Predicting cubic and orthorhombic crystal band gaps via two-stage support-vector machine framework
Abstract
Electronic band gap is a fundamental property determining the suitability of materials for modern electronic applications. While density functional theory (DFT) is the standard for calculating these values, low-cost functionals underestimate experimental band gaps by approximately 40%. This study aims to replicate these DFT-calculated results using machine learning with high fidelity. We developed a two-stage support-vector machine framework to predict the band gaps of cubic and orthorhombic crystal systems using a dataset from the Materials Project. Structural and elemental descriptors were employed as features after rigorous pre-processing to eliminate data leakage. Our methodology implements a radial basis function kernel, first utilizing a support-vector classifier to distinguish metallic from non-metallic phases, followed by a support-vector regressor to predict specific gap values.
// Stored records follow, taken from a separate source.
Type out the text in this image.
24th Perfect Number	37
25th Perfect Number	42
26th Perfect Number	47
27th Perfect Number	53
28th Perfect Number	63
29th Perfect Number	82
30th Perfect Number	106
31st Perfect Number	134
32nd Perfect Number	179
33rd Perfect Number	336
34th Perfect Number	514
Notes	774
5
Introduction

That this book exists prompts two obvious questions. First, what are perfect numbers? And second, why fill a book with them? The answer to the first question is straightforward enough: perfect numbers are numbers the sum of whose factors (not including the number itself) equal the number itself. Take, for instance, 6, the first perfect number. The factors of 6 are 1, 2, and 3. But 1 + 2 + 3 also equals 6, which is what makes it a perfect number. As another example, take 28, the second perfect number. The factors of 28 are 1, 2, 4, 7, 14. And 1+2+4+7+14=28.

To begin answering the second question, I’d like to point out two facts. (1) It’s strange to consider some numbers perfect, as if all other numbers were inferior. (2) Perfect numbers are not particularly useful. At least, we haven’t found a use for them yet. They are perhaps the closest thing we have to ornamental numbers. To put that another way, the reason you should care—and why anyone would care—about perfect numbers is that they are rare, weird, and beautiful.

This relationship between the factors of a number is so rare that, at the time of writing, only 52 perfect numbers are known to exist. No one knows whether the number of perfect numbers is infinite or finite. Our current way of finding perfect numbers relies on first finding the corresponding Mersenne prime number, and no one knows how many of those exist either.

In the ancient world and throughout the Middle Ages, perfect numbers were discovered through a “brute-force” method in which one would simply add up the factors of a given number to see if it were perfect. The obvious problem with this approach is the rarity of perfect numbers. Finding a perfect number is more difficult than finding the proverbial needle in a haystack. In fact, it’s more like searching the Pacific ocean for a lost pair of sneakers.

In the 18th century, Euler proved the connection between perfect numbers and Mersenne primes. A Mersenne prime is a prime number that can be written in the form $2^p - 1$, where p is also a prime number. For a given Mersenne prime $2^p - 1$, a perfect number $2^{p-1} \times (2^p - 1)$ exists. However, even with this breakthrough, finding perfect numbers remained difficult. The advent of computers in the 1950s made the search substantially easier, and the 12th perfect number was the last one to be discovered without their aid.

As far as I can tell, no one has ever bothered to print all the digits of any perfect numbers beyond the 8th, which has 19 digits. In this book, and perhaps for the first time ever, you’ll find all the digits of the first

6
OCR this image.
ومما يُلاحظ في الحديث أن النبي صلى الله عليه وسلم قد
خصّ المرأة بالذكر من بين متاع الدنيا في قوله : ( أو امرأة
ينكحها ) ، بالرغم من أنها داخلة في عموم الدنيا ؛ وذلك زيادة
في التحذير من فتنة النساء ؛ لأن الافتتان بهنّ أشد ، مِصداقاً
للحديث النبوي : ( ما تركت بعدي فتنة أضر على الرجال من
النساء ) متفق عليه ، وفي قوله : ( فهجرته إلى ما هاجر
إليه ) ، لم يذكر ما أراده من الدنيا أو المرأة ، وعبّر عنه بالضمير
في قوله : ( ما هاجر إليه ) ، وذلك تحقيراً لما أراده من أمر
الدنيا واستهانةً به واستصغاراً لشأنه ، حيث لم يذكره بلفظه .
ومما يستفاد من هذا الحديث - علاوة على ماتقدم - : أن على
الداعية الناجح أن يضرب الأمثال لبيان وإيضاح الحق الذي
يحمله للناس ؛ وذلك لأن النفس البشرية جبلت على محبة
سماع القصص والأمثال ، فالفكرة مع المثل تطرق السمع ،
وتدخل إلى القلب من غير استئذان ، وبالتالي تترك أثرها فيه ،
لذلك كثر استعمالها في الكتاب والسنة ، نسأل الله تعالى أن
Results demonstrate exceptional predictive performance, with the classification stage achieving near-perfect accuracy and the regression stage yielding R2 values exceeding 0.99 for both crystal systems. Specifically, the model achieved a testing mean absolute error of 0.0343 eV for cubic and 0.0420 eV for orthorhombic structures. These errors approach the room-temperature thermal energy scale (kBT ≈ 0.0259 eV), confirming the model's ability to serve as a high-precision alternative. Overall, this pipeline provides a robust alternative to traditional DFT simulations, enabling efficient high-throughput material screening within the established generalized gradient approximation functionals baseline.